The reliability of dates on websites
ADSGarson O'Toole
adsgarsonotoole at GMAIL.COM
Fri Mar 15 11:44:46 UTC 2013
Ben Zimmer's recent message about the verb "drone" contained the following:
[Begin excerpt]
http://burnpit.us/comment/9732#comment-9732
Michael Shouse, Burn Pit (comment), Oct. 21, 2011
Who is to say who is a terrorist? That is a very dangerous label, and
will be used against us, even as we drone people into martyrdom.
[End excerpt]
The date of "Oct. 21, 2011" seems to be based on the text located at
the website. Since it is possible to retroactively alter the dates
listed on a website I think that it is natural to wonder about the
reliability of such dates.
Have the editors who are compiling the OED, Merriam Webster
Dictionary, American Heritage Dictionary, and others developed
policies on which dates listed on websites provide acceptable
evidence? Perhaps the archive capture dates recorded by The Wayback
Machine of the Internet Archive should be acceptable. (In principle
even these dates can be modified retroactively.)
The sentence with the verb "drone": "That is a very dangerous label,
and will be used against us, even as we drone people into martyrdom"
is present in a snapshot within The Wayback Machine database that is
dated December 7, 2011:
http://web.archive.org/web/20111207213830/http://burnpit.us/comment/9732
Even with a date of "December 7, 2011" instead of "Oct. 21, 2011"
Ben's discovery is great. Maybe both dates should be given.
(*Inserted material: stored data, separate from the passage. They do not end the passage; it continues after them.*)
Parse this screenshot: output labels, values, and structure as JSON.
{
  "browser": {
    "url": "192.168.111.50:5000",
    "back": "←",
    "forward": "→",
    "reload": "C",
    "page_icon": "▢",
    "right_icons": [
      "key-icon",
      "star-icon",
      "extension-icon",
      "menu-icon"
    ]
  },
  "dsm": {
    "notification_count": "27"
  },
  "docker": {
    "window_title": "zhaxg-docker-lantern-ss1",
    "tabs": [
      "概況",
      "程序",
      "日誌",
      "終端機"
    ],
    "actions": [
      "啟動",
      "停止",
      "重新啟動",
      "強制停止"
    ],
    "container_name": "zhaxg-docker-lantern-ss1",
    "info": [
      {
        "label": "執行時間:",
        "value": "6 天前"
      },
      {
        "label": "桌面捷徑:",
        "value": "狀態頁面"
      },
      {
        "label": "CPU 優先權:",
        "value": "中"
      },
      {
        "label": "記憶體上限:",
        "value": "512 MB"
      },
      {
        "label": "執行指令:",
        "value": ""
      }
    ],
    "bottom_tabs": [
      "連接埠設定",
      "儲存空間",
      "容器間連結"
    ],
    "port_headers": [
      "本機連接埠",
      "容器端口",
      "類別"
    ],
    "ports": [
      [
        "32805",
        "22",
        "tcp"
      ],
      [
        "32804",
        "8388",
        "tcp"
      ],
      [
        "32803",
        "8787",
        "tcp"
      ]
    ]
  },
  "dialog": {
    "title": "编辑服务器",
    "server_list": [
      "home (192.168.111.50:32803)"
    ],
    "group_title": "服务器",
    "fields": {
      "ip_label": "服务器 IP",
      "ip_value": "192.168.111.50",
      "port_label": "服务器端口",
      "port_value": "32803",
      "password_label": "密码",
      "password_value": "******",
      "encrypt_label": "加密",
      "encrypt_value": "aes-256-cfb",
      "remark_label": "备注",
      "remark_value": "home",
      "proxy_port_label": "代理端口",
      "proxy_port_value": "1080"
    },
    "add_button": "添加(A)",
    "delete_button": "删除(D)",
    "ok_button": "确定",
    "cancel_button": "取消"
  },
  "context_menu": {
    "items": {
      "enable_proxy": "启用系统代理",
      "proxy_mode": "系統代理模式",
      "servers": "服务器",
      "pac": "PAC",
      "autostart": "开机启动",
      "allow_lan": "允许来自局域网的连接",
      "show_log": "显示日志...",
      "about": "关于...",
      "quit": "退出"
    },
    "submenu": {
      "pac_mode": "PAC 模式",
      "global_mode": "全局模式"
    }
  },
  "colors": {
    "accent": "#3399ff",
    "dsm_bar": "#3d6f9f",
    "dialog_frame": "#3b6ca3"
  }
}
Ideally, an electronic historical archive should periodically copy
data to a storage format that is fixed and difficult to alter, e.g.,
data should be burned onto write-once archival quality CDs, DVDs or
Blu-Ray discs (if they exist). If archival storage of this type does
not exist then it should be developed.
Backup snapshots in write-once storage could be used to provide
assurance that data is not being retroactively altered.